I think it's important not evaluate the limitations in relation to the limitations of individuals. If you want to collect the various filaments that are compatible with 3d printers, it's rather simple. Most all of them are readily available and they are rather inexpensive. While one person might say that $75 for a roll of filament is expensive, another will say that it's inexpensive because out of the roll you can print hundreds of items, making each one $.075 each.

Certainly someone with an extremely limited budget may have trouble affording 8 different filaments at $40-$75 per roll, but that's not 3d printing's fault. 3d printing has been exceeding liberating.

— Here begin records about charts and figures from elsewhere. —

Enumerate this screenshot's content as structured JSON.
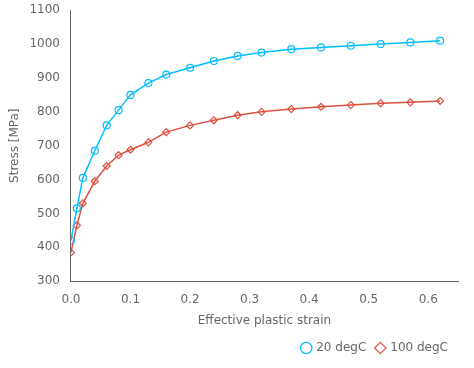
{
  "chart_data": {
    "type": "line",
    "xlabel": "Effective plastic strain",
    "ylabel": "Stress [MPa]",
    "xlim": [
      0,
      0.65
    ],
    "ylim": [
      300,
      1100
    ],
    "xticks": [
      {
        "value": 0.0,
        "label": "0.0"
      },
      0.1,
      0.2,
      0.3,
      0.4,
      0.5,
      0.6
    ],
    "yticks": [
      300,
      400,
      500,
      600,
      700,
      800,
      900,
      1000,
      1100
    ],
    "x": [
      0.0,
      0.01,
      0.02,
      0.04,
      0.06,
      0.08,
      0.1,
      0.13,
      0.16,
      0.2,
      0.24,
      0.28,
      0.32,
      0.37,
      0.42,
      0.47,
      0.52,
      0.57,
      0.62
    ],
    "series": [
      {
        "name": "20 degC",
        "color": "#00BFFF",
        "marker": "circle",
        "values": [
          420,
          515,
          605,
          685,
          760,
          805,
          850,
          885,
          910,
          930,
          950,
          965,
          975,
          985,
          990,
          995,
          1000,
          1005,
          1010
        ]
      },
      {
        "name": "100 degC",
        "color": "#E05040",
        "marker": "diamond",
        "values": [
          385,
          465,
          530,
          595,
          640,
          672,
          688,
          710,
          740,
          760,
          775,
          790,
          800,
          808,
          815,
          820,
          825,
          828,
          832
        ]
      }
    ],
    "legend": "lower right",
    "grid": false
  }
}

As with any technology, you need to understand what it can and cannot do and need to compare apples to apples. If you understand that 3d printers need a flat spot so you can stick it to a print plate and you understand what happens with overhangs and you work to design objects that take that in mind, 3d printing as a process has very few limitations.

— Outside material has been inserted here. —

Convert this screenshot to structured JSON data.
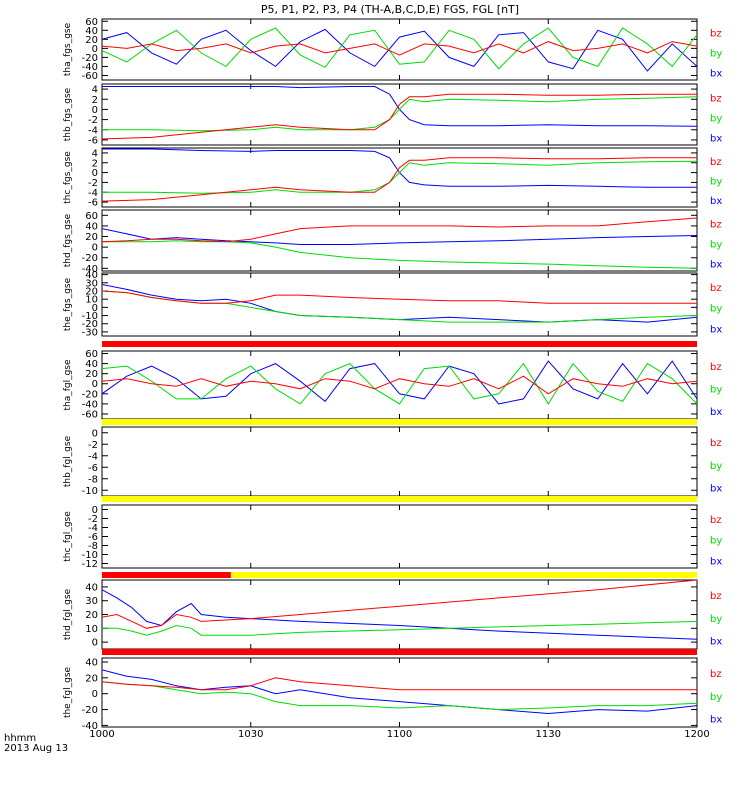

I'm an Industrial Designer and prior to 3d printing, the only way to get a design prototype model was to hire a model maker to build your prototype, usually upwards of thousands of dollars. Now you can create that same prototype for mere dollars or cents. That's not a limitation, that a revolution.

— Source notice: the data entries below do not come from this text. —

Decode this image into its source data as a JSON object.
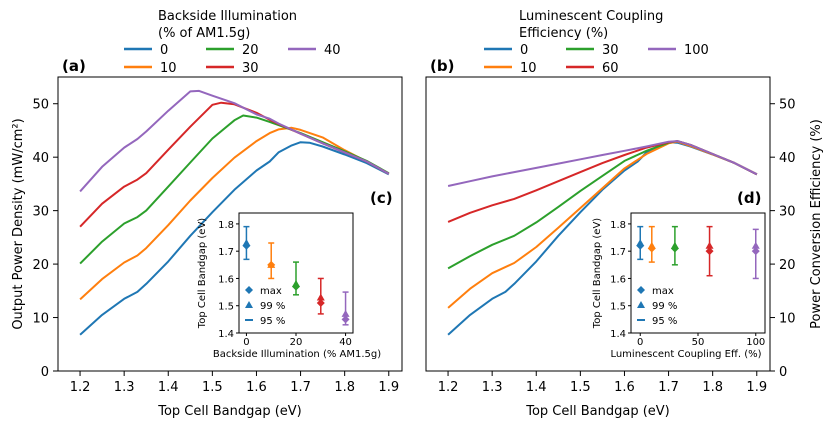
{
  "chart_data": [
    {
      "type": "line",
      "panel_label": "(a)",
      "xlabel": "Top Cell Bandgap (eV)",
      "ylabel": "Output Power Density (mW/cm²)",
      "xlim": [
        1.15,
        1.93
      ],
      "ylim": [
        0,
        55
      ],
      "xticks": [
        "1.2",
        "1.3",
        "1.4",
        "1.5",
        "1.6",
        "1.7",
        "1.8",
        "1.9"
      ],
      "yticks": [
        "0",
        "10",
        "20",
        "30",
        "40",
        "50"
      ],
      "legend_title": "Backside Illumination\n(% of AM1.5g)",
      "series": [
        {
          "name": "0",
          "color": "#1f77b4",
          "x": [
            1.2,
            1.25,
            1.3,
            1.33,
            1.35,
            1.4,
            1.45,
            1.5,
            1.55,
            1.6,
            1.63,
            1.65,
            1.68,
            1.7,
            1.72,
            1.75,
            1.8,
            1.85,
            1.9
          ],
          "y": [
            6.8,
            10.5,
            13.5,
            14.8,
            16.3,
            20.5,
            25.3,
            29.7,
            33.9,
            37.5,
            39.2,
            40.9,
            42.2,
            42.8,
            42.7,
            42.0,
            40.5,
            38.9,
            36.8
          ]
        },
        {
          "name": "10",
          "color": "#ff7f0e",
          "x": [
            1.2,
            1.25,
            1.3,
            1.33,
            1.35,
            1.4,
            1.45,
            1.5,
            1.55,
            1.6,
            1.63,
            1.65,
            1.68,
            1.7,
            1.75,
            1.8,
            1.85,
            1.9
          ],
          "y": [
            13.4,
            17.2,
            20.3,
            21.6,
            23.0,
            27.3,
            31.9,
            36.1,
            39.9,
            43.0,
            44.5,
            45.2,
            45.5,
            45.1,
            43.7,
            41.3,
            39.2,
            36.9
          ]
        },
        {
          "name": "20",
          "color": "#2ca02c",
          "x": [
            1.2,
            1.25,
            1.3,
            1.33,
            1.35,
            1.4,
            1.45,
            1.5,
            1.55,
            1.57,
            1.6,
            1.63,
            1.65,
            1.7,
            1.75,
            1.8,
            1.85,
            1.9
          ],
          "y": [
            20.1,
            24.2,
            27.6,
            28.8,
            30.0,
            34.5,
            39.0,
            43.5,
            46.9,
            47.8,
            47.4,
            46.6,
            46.0,
            44.5,
            42.8,
            41.1,
            39.3,
            37.0
          ]
        },
        {
          "name": "30",
          "color": "#d62728",
          "x": [
            1.2,
            1.25,
            1.3,
            1.33,
            1.35,
            1.4,
            1.45,
            1.5,
            1.52,
            1.55,
            1.6,
            1.63,
            1.65,
            1.7,
            1.75,
            1.8,
            1.85,
            1.9
          ],
          "y": [
            27.0,
            31.3,
            34.5,
            35.8,
            37.0,
            41.4,
            45.7,
            49.8,
            50.2,
            49.9,
            48.3,
            47.0,
            46.2,
            44.4,
            42.6,
            40.9,
            39.2,
            36.9
          ]
        },
        {
          "name": "40",
          "color": "#9467bd",
          "x": [
            1.2,
            1.25,
            1.3,
            1.33,
            1.35,
            1.4,
            1.45,
            1.47,
            1.5,
            1.55,
            1.6,
            1.63,
            1.65,
            1.7,
            1.75,
            1.8,
            1.85,
            1.9
          ],
          "y": [
            33.6,
            38.2,
            41.8,
            43.4,
            44.8,
            48.7,
            52.3,
            52.4,
            51.5,
            50.1,
            48.0,
            47.2,
            46.3,
            44.4,
            42.6,
            40.9,
            39.2,
            36.9
          ]
        }
      ]
    },
    {
      "type": "line",
      "panel_label": "(b)",
      "xlabel": "Top Cell Bandgap (eV)",
      "ylabel": "Power Conversion Efficiency (%)",
      "xlim": [
        1.15,
        1.93
      ],
      "ylim": [
        0,
        55
      ],
      "xticks": [
        "1.2",
        "1.3",
        "1.4",
        "1.5",
        "1.6",
        "1.7",
        "1.8",
        "1.9"
      ],
      "yticks": [
        "0",
        "10",
        "20",
        "30",
        "40",
        "50"
      ],
      "legend_title": "Luminescent Coupling\nEfficiency (%)",
      "series": [
        {
          "name": "0",
          "color": "#1f77b4",
          "x": [
            1.2,
            1.25,
            1.3,
            1.33,
            1.35,
            1.4,
            1.45,
            1.5,
            1.55,
            1.6,
            1.63,
            1.65,
            1.68,
            1.7,
            1.72,
            1.75,
            1.8,
            1.85,
            1.9
          ],
          "y": [
            6.8,
            10.5,
            13.5,
            14.8,
            16.3,
            20.5,
            25.3,
            29.7,
            33.9,
            37.5,
            39.2,
            40.9,
            42.2,
            42.8,
            42.7,
            42.0,
            40.5,
            38.9,
            36.8
          ]
        },
        {
          "name": "10",
          "color": "#ff7f0e",
          "x": [
            1.2,
            1.25,
            1.3,
            1.35,
            1.4,
            1.45,
            1.5,
            1.55,
            1.6,
            1.65,
            1.7,
            1.72,
            1.75,
            1.8,
            1.85,
            1.9
          ],
          "y": [
            11.8,
            15.4,
            18.3,
            20.2,
            23.2,
            26.8,
            30.5,
            34.2,
            37.9,
            40.6,
            42.6,
            42.9,
            42.1,
            40.5,
            38.9,
            36.8
          ]
        },
        {
          "name": "30",
          "color": "#2ca02c",
          "x": [
            1.2,
            1.25,
            1.3,
            1.35,
            1.4,
            1.45,
            1.5,
            1.55,
            1.6,
            1.65,
            1.7,
            1.72,
            1.75,
            1.8,
            1.85,
            1.9
          ],
          "y": [
            19.2,
            21.5,
            23.6,
            25.3,
            27.8,
            30.7,
            33.7,
            36.5,
            39.3,
            41.2,
            42.7,
            43.0,
            42.3,
            40.6,
            38.9,
            36.8
          ]
        },
        {
          "name": "60",
          "color": "#d62728",
          "x": [
            1.2,
            1.25,
            1.3,
            1.35,
            1.4,
            1.45,
            1.5,
            1.55,
            1.6,
            1.65,
            1.7,
            1.72,
            1.75,
            1.8,
            1.85,
            1.9
          ],
          "y": [
            27.9,
            29.6,
            31.0,
            32.2,
            33.8,
            35.5,
            37.2,
            38.9,
            40.4,
            41.8,
            42.8,
            43.0,
            42.3,
            40.6,
            38.9,
            36.8
          ]
        },
        {
          "name": "100",
          "color": "#9467bd",
          "x": [
            1.2,
            1.25,
            1.3,
            1.35,
            1.4,
            1.45,
            1.5,
            1.55,
            1.6,
            1.65,
            1.7,
            1.72,
            1.75,
            1.8,
            1.85,
            1.9
          ],
          "y": [
            34.6,
            35.5,
            36.4,
            37.2,
            38.0,
            38.8,
            39.6,
            40.4,
            41.2,
            42.0,
            42.9,
            43.0,
            42.3,
            40.6,
            38.9,
            36.8
          ]
        }
      ]
    },
    {
      "type": "scatter",
      "panel_label": "(c)",
      "xlabel": "Backside Illumination (% AM1.5g)",
      "ylabel": "Top Cell Bandgap (eV)",
      "xlim": [
        -3,
        43
      ],
      "ylim": [
        1.4,
        1.84
      ],
      "xticks": [
        "0",
        "20",
        "40"
      ],
      "yticks": [
        "1.4",
        "1.5",
        "1.6",
        "1.7",
        "1.8"
      ],
      "legend": [
        "max",
        "99 %",
        "95 %"
      ],
      "points": [
        {
          "x": 0,
          "color": "#1f77b4",
          "max": 1.72,
          "p99": 1.73,
          "lo95": 1.67,
          "hi95": 1.79
        },
        {
          "x": 10,
          "color": "#ff7f0e",
          "max": 1.65,
          "p99": 1.65,
          "lo95": 1.6,
          "hi95": 1.73
        },
        {
          "x": 20,
          "color": "#2ca02c",
          "max": 1.57,
          "p99": 1.58,
          "lo95": 1.54,
          "hi95": 1.66
        },
        {
          "x": 30,
          "color": "#d62728",
          "max": 1.51,
          "p99": 1.53,
          "lo95": 1.47,
          "hi95": 1.6
        },
        {
          "x": 40,
          "color": "#9467bd",
          "max": 1.45,
          "p99": 1.47,
          "lo95": 1.43,
          "hi95": 1.55
        }
      ]
    },
    {
      "type": "scatter",
      "panel_label": "(d)",
      "xlabel": "Luminescent Coupling Eff. (%)",
      "ylabel": "Top Cell Bandgap (eV)",
      "xlim": [
        -8,
        108
      ],
      "ylim": [
        1.4,
        1.84
      ],
      "xticks": [
        "0",
        "50",
        "100"
      ],
      "yticks": [
        "1.4",
        "1.5",
        "1.6",
        "1.7",
        "1.8"
      ],
      "legend": [
        "max",
        "99 %",
        "95 %"
      ],
      "points": [
        {
          "x": 0,
          "color": "#1f77b4",
          "max": 1.72,
          "p99": 1.73,
          "lo95": 1.67,
          "hi95": 1.79
        },
        {
          "x": 10,
          "color": "#ff7f0e",
          "max": 1.71,
          "p99": 1.72,
          "lo95": 1.66,
          "hi95": 1.79
        },
        {
          "x": 30,
          "color": "#2ca02c",
          "max": 1.71,
          "p99": 1.72,
          "lo95": 1.65,
          "hi95": 1.79
        },
        {
          "x": 60,
          "color": "#d62728",
          "max": 1.7,
          "p99": 1.72,
          "lo95": 1.61,
          "hi95": 1.79
        },
        {
          "x": 100,
          "color": "#9467bd",
          "max": 1.7,
          "p99": 1.72,
          "lo95": 1.6,
          "hi95": 1.78
        }
      ]
    }
  ]
}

And if you want to go bigger, there really are few limitations. As long as you are willing to keep expanding the x, y and z hardware so that the hot end can travel farther and farther, there really aren't any realistic limitations. Sure, on a limited budget someone may not be able to afford that. But the question is not about budgets but about the technology.

3d printing has exponentially more advantages than limitations when compared to what we had to do before to achieve the same end product. There will always be someone who has trouble affording a $20 cheeseburger. That does not mean there is anything wrong with cheeseburgers.